The final category to consider is comfort. How you spend your money depends heavily on your location and style of hunting. If you are in a cold climate you are going to need clothes that are warm and can be worn in layers. If you are planning on long hikes it may be worthwhile to spend more on a hunting stand made from lightweight materials or a nice pack. In this area you can spend as much or as little as you want. If I was first starting out I would budget the most for quality boots and a wool base layer. I would initially cut corners with the rest and slowly outfit myself with quality gear as it becomes affordable.
Public land hunting
One of the biggest roadblocks to any hunter is access to hunting land. Many of you will get your best opportunities on public land.The down side to public land is that you will likely be sharing it with multitudes of other hunters.This can cause problems in not only success rate but safety. With some preparation, even the novice hunter can be safe and successful on public land.
If you are planning to hunt on high presure public land, take some extra time to think about safety. Not only in terms of your safety but also the safety of your fellow hunters. During gun season you cannot wear enough blaze orange.

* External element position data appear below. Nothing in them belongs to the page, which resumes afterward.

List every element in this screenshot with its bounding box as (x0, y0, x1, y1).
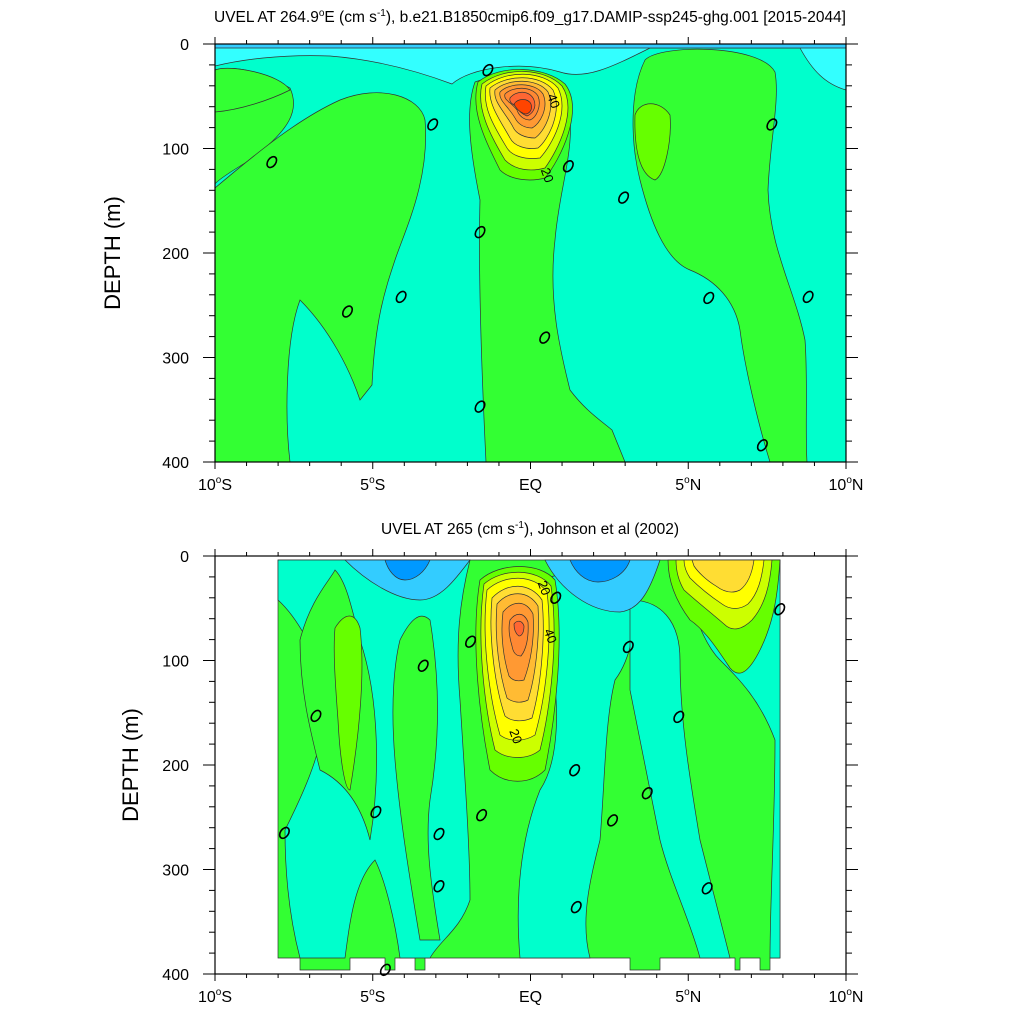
zero-contour-marker (701, 882, 713, 895)
zero-contour-marker (465, 635, 477, 648)
zero-contour-marker (476, 808, 488, 822)
chart-title-2: UVEL AT 265 (cm s-1), Johnson et al (200… (381, 520, 679, 538)
tick-layer-1: 10oS 5oS EQ 5oN 10oN 0 100 200 300 400 (162, 37, 863, 494)
zero-contour-marker (570, 900, 582, 914)
zero-contour-marker (266, 155, 278, 169)
field-blue-top-2c (384, 559, 431, 581)
zero-contour-marker (802, 290, 814, 304)
x-tick-label: EQ (519, 477, 542, 494)
contour-label: 40 (544, 92, 563, 111)
zero-contour-marker (774, 603, 786, 616)
y-axis-label-1: DEPTH (m) (100, 196, 125, 310)
zero-contour-marker (766, 118, 778, 131)
field-jet-55-2 (513, 620, 525, 637)
zero-contour-marker (673, 710, 685, 724)
field-blue-top-2b (544, 559, 661, 613)
y-tick-label: 0 (180, 37, 189, 54)
contour-field-2 (277, 559, 781, 971)
zero-contour-marker (641, 786, 653, 800)
x-tick-label: 5oN (675, 475, 701, 494)
field-jet-50-1 (513, 99, 532, 115)
zero-contour-marker (278, 826, 290, 840)
y-tick-label: 300 (162, 351, 189, 368)
zero-contour-marker (433, 879, 445, 893)
field-green-2c (333, 615, 363, 791)
contour-label: 20 (506, 727, 525, 746)
field-blue-top-2d (569, 559, 631, 583)
zero-contour-marker (569, 764, 581, 777)
zero-contour-marker (550, 591, 562, 605)
x-tick-label: 5oS (360, 987, 385, 1006)
y-axis-label-2: DEPTH (m) (118, 708, 143, 822)
field-west-top-1b (215, 44, 846, 49)
y-tick-label: 200 (162, 758, 189, 775)
x-tick-label: 10oN (829, 987, 864, 1006)
field-green-2b (392, 615, 441, 941)
panel-2: 10oS 5oS EQ 5oN 10oN 0 100 200 300 400 20 40 20 UVE… (118, 520, 863, 1006)
field-blob-1a (215, 67, 291, 113)
x-tick-label: EQ (519, 989, 542, 1006)
y-tick-label: 400 (162, 455, 189, 472)
x-tick-label: 10oS (198, 987, 232, 1006)
x-tick-label: 5oN (675, 987, 701, 1006)
contour-label: 20 (535, 579, 554, 598)
field-east-left-1b (215, 92, 426, 462)
chart-title-1: UVEL AT 264.9oE (cm s-1), b.e21.B1850cmi… (214, 8, 846, 26)
zero-contour-marker (703, 291, 715, 305)
field-west-top-1 (215, 44, 846, 91)
zero-contour-marker (379, 963, 391, 977)
zero-contour-marker (606, 814, 619, 827)
y-tick-label: 200 (162, 246, 189, 263)
field-north-core-2d (691, 559, 755, 593)
zero-contour-marker (482, 63, 494, 77)
zero-contour-marker (562, 160, 574, 173)
contour-field-1 (215, 44, 846, 462)
zero-contour-marker (539, 331, 551, 344)
x-tick-label: 5oS (360, 475, 385, 494)
y-tick-label: 300 (162, 863, 189, 880)
zero-contour-marker (341, 305, 354, 318)
field-blob-1b (634, 103, 671, 181)
y-tick-label: 100 (162, 654, 189, 671)
y-tick-label: 100 (162, 142, 189, 159)
zero-contour-marker (433, 827, 445, 841)
zero-contour-marker (417, 659, 429, 672)
zero-label-layer-2 (278, 591, 786, 977)
zero-contour-marker (474, 225, 486, 239)
field-cyan-2c (629, 599, 731, 959)
tick-layer-2: 10oS 5oS EQ 5oN 10oN 0 100 200 300 400 (162, 549, 863, 1006)
contour-label-layer-2: 20 40 20 (506, 579, 560, 746)
zero-contour-marker (474, 400, 486, 413)
zero-label-layer-1 (266, 63, 814, 452)
zero-contour-marker (622, 640, 634, 654)
y-tick-label: 0 (180, 549, 189, 566)
zero-contour-marker (427, 118, 439, 131)
x-tick-label: 10oN (829, 475, 864, 494)
zero-contour-marker (370, 805, 382, 819)
contour-label-layer-1: 40 20 (538, 92, 563, 185)
zero-contour-marker (756, 439, 768, 452)
y-tick-label: 400 (162, 967, 189, 984)
zero-contour-marker (618, 191, 630, 204)
contour-label: 40 (541, 627, 560, 646)
field-east-right-1 (632, 48, 808, 462)
zero-contour-marker (310, 709, 322, 723)
x-tick-label: 10oS (198, 475, 232, 494)
zero-contour-marker (395, 290, 407, 304)
contour-label: 20 (538, 166, 557, 185)
panel-1: 10oS 5oS EQ 5oN 10oN 0 100 200 300 400 40 20 UVEL … (100, 8, 863, 494)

I even bring an orange hat during bow season. If nothing else, I use it as a flag to get the attention of the small game or bird hunter. Don’t assume other nearby hunters see you. Make your presence known that way there can be no mistakes. I also like to be up in a tree. Using a tree stand offers a vantage point to see other hunters. In extreme pressure (i.e. opening day gun season) I fly a blaze orange flag that can be seen 360 degrees from my tree. Being in a tree also means that you know that your projectile of choice will be hitting the ground and not flying far beyond your target.
The other problem that comes with high pressure is finding promising stand locations. The deer respond to hunting pressure and they change their patterns to avoid humans. Most hunters will be within ¾ of a mile from their vehicle. You can use this to your advantage. Use Google Earth to locate promising spots that are not easily accessed. Look for long hikes, swamps, and thick brush. These location scare the lazy and hide the deer. Once you find a good location, get there earlier and stay longer. Your chance of seeing deer increase if you are in your stand when other hunters are crashing through the woods coming in late or heading out for lunch.
As you progress, start thinking about how the deer are going to react to the pressure. Use Google Earth and see if you can predict travel corridors. This can be done based on terrain, wind and types of cover available. Then, test your theories and see what you can learn. With practice, your skills will develop and you can be more selective of the deer you shoot. Eventually entering the ranks of expert hunters after a specific mature buck.
If you have no experience with hunting, getting started can be overwhelming. If you find yourself in this position I suggest that you dive in headfirst. Be prepared to make mistakes and don’t be afraid to ask for help. As a hunter you will gain experiences that many don't know exist. Although, you will try to put them into words, the experiences will be mostly indescribable and deeply personal. You will never regret spending a day preparing for, or going on, the hunt.